Alastair Cook’s future has to be at the top of the agenda for ECB’s new National Selector

(Photo: Getty Images)

By Peter Hayter

With the first Test of the summer, against Pakistan at Lord’s fast approaching, the clock is ticking for director of England cricket Andrew Strauss to appoint the new National Selector to replace James Whitaker who slipped quietly out the back door at the end of March.

The position has been advertised, with the successful candidate at liberty to appoint one other full-time selector along with a network of scouts.

The air is buzzing with talk of a new approach and new ideas, and Lord knows we need them because for the regime change to make any sense at all, the very least we can hope for from the new selection committee is that it has the imagination to adopt a more far-sighted approach and the ruthlessness to follow it through without fear, favour or sentiment.

And the first item on their agenda for change has to be the future of Alastair Cook. It seems disrespectful to be calling into question the right to a place in the side of England’s former captain, most capped player and leading all-time run scorer, with 12,028 runs and 32 Test hundreds to his name and an average of 45.73.

His successor as skipper, Joe Root, has already stated that he fully expects the 33-year-old to open the batting against Pakistan and that Cook will “answer questions with a big score”. Well, he would say that, wouldn’t he? And, as Cook himself is fully aware, the questions keep piling up.

At the end of the Ashes defeat, Root also stated that the planning for the next trip Down Under, four years hence, had to start now.

By the time that starts Cook will be closing in on his 37th birthday, not in itself an issue as long as his form were to hold up, but, by then, assuming he stayed in the side for the intervening period, he would also have played the best part of four more years of Test cricket, put himself through four more years of nets, four more years of being away from home for long periods both here and abroad, four more years and pushing himself to the limits mentally and physically, four more years of everything.
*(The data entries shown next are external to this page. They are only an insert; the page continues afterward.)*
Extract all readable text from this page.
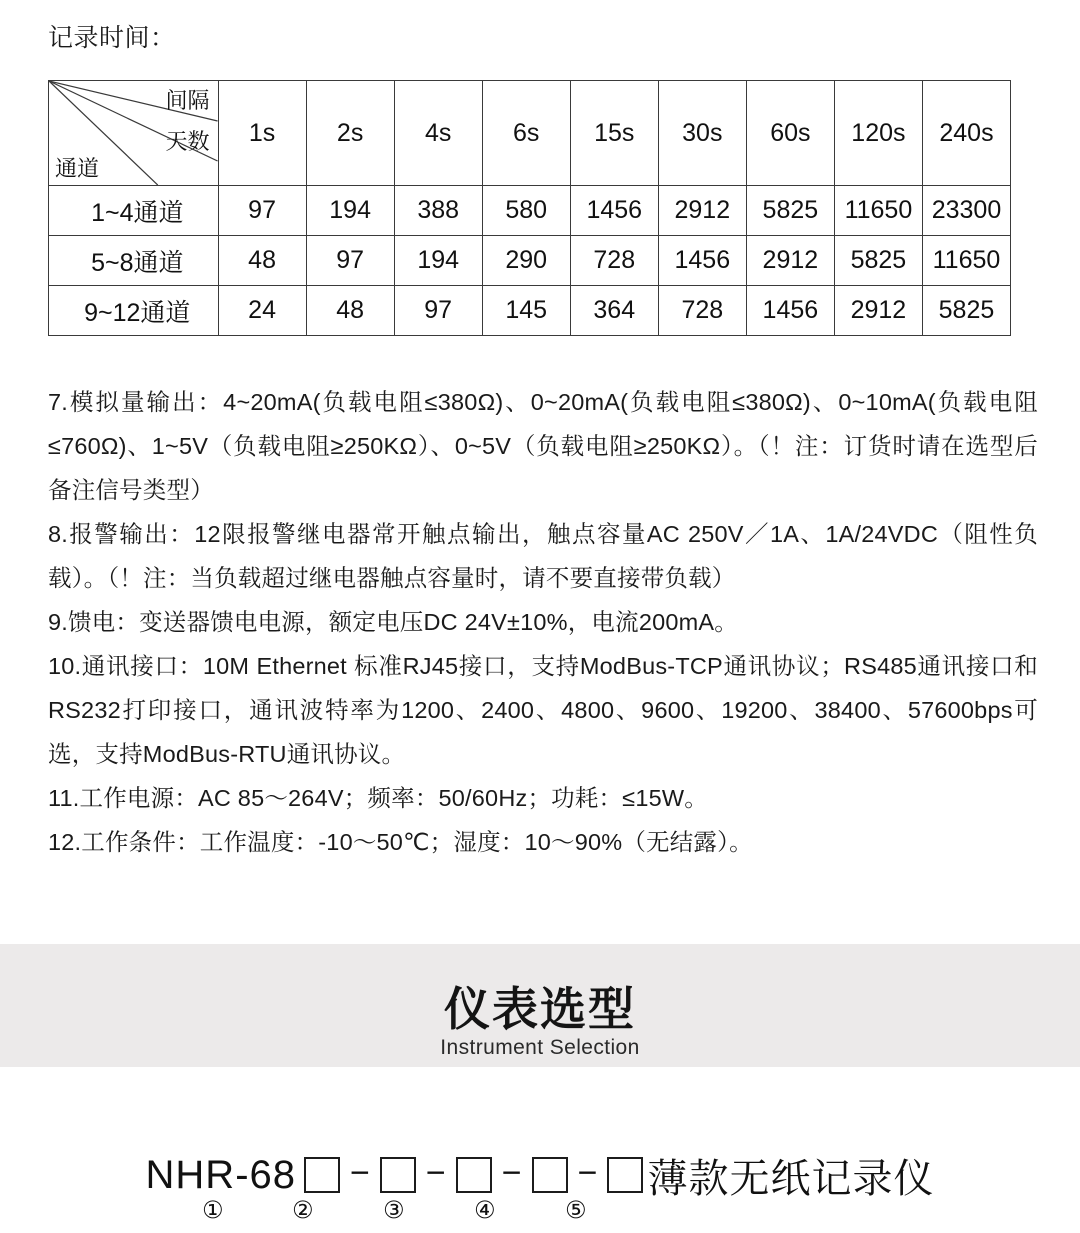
记录时间：
间隔
天数
通道	1s	2s	4s	6s	15s	30s	60s	120s	240s
1~4通道	97	194	388	580	1456	2912	5825	11650	23300
5~8通道	48	97	194	290	728	1456	2912	5825	11650
9~12通道	24	48	97	145	364	728	1456	2912	5825

7.模拟量输出：4~20mA(负载电阻≤380Ω)、0~20mA(负载电阻≤380Ω)、0~10mA(负载电阻≤760Ω)、1~5V（负载电阻≥250KΩ）、0~5V（负载电阻≥250KΩ）。（！注：订货时请在选型后备注信号类型）

8.报警输出：12限报警继电器常开触点输出，触点容量AC 250V／1A、1A/24VDC（阻性负载）。（！注：当负载超过继电器触点容量时，请不要直接带负载）

9.馈电：变送器馈电电源，额定电压DC 24V±10%，电流200mA。

10.通讯接口：10M Ethernet 标准RJ45接口，支持ModBus-TCP通讯协议；RS485通讯接口和RS232打印接口，通讯波特率为1200、2400、4800、9600、19200、38400、57600bps可选，支持ModBus-RTU通讯协议。

11.工作电源：AC 85～264V；频率：50/60Hz；功耗：≤15W。

12.工作条件：工作温度：-10～50℃；湿度：10～90%（无结露）。

仪表选型
Instrument Selection
NHR-68 − − − − 薄款无纸记录仪
①	②	③	④	⑤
And he would be doing all this in the safe and sure knowledge that the best he could expect would not be to become a greater player, but to stop himself becoming a lesser one.
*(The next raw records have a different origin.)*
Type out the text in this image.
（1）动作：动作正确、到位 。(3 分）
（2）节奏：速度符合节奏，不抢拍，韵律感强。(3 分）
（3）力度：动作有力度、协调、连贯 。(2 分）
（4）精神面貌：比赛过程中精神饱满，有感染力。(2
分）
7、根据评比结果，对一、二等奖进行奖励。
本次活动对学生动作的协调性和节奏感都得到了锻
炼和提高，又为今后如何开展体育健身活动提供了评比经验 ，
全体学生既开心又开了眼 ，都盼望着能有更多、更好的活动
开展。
For the record, Cook has passed 50 only twice in his last 24 Test innings, stretching back to last July.

His supporters will argue that when he does it is worth waiting for because on both occasions he went on to make double hundreds, first against West Indies at Edgbaston and then, memorably, in the Boxing Day Test against Australia at the Melbourne Cricket Ground. But, as he knows, it is what happens when he does not which means that, during the time off from county cricket now afforded him by the England management, he should seriously consider whether carrying on is the right thing for him and for England.

Evidently, 216 runs in 16 innings at 13.5, is nowhere near what Cook demands of himself or what England should accept of him, particularly when the rest of the batting continues to look so fragile.

Cook’s contribution to England cricket as a batsman has been immense and while he was never entirely comfortable with the captaincy, his dedication and focus made him a more than decent leader by example. And it is for that and much more, including his quiet dignity during the rabble-rousing over his part in the Kevin Pietersen affair, which persuaded many of us to argue that he deserved to choose the manner and timing of his going.

For obvious reasons, however, that only works up to a point, not least because no-one wants to be thought of as a quitter and this stuff means a huge amount to Cook, in which context you will also recall how tough he found it to give up the skipper’s job even though, deep down, he knew it was exactly the right call.

And it is not merely his apparently increasing vulnerability to the new ball, which against the Kiwi attack made him look more like a walking wicket with every delivery, but also the fact that throughout the two-match series he gave the impression he’d rather be quite a few places else including back home on the farm, which suggests this is the time for the decision over his future to be taken politely, but firmly, out of his hands.

By a new National Selector, with a new selection committee, employing imagination and ruthlessness, for example.